MassLive – Baker administration officials and lawmakers are working with the federal government to address the jump in unemployment insurance taxes stemming from the state’s historic number of jobless claims during the COVID-19 pandemic.

Asked about the jump in UI taxes, Gov. Charlie Baker said state and legislative officials are in contact with the federal government and with Massachusetts business leaders.

“I think everybody knows that, given the amount of unemployment we had last year it would be a challenge to come up with what I would describe as the perfect solution,” Baker said Tuesday afternoon, “but we do have some ideas about how to mitigate some of the hit.”

Massachusetts postponed the first quarter employer contribution deadline from April 30 until June 1, which gives legislators and Baker administration officials time to find a fix.

“One of the reasons we asked for the delay in making payments was so that we can process some of these ideas,” the Republican governor told reporters.

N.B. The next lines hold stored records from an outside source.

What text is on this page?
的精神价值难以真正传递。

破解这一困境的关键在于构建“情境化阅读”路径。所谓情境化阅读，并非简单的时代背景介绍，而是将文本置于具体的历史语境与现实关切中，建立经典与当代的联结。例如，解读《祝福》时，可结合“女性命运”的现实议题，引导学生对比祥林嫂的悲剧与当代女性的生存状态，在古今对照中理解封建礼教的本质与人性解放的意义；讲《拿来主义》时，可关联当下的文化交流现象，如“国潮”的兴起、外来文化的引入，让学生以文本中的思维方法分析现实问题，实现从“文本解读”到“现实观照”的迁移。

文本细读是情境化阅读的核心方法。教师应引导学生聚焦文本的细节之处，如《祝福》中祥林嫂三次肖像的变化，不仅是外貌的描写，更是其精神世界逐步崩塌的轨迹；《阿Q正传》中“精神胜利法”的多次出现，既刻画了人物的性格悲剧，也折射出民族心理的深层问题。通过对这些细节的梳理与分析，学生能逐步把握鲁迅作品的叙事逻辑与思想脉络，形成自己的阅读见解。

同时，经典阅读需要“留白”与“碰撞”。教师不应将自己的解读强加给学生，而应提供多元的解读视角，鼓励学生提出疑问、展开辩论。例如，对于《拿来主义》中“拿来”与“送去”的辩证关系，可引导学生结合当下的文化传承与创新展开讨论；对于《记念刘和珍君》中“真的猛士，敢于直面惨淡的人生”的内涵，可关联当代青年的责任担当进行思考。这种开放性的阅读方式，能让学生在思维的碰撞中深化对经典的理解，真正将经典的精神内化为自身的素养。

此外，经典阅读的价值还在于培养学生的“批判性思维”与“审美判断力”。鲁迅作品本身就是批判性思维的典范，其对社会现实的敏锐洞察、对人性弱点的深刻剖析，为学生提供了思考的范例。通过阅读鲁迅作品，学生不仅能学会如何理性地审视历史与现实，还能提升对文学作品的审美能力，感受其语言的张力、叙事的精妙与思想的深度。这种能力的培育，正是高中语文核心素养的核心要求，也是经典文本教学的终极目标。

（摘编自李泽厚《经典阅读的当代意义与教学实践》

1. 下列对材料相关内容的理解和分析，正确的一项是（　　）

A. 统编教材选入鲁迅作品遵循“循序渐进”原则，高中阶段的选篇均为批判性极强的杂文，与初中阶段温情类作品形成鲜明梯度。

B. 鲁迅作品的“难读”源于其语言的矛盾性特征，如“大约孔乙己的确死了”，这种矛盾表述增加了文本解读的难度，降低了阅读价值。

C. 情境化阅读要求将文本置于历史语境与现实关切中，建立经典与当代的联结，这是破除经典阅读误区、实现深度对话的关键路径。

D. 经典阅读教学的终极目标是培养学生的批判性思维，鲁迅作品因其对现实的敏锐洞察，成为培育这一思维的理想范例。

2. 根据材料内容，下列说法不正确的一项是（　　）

Employers are seeing thousands of dollars in increases to their unemployment taxes due to a nearly 16-fold jump in the solvency fund rate, one of several factors that can affect a business’ overall employer contribution rate.

Typically, an employer’s unemployment taxes can rise if the company lays off employees. But the onslaught of COVID-related jobless claims prompted Congress to divert COVID-related unemployment claims to a different fund so business owners who laid off employees during the pandemic wouldn’t face penalties for closing to deter community spread or abide by non-essential business closures.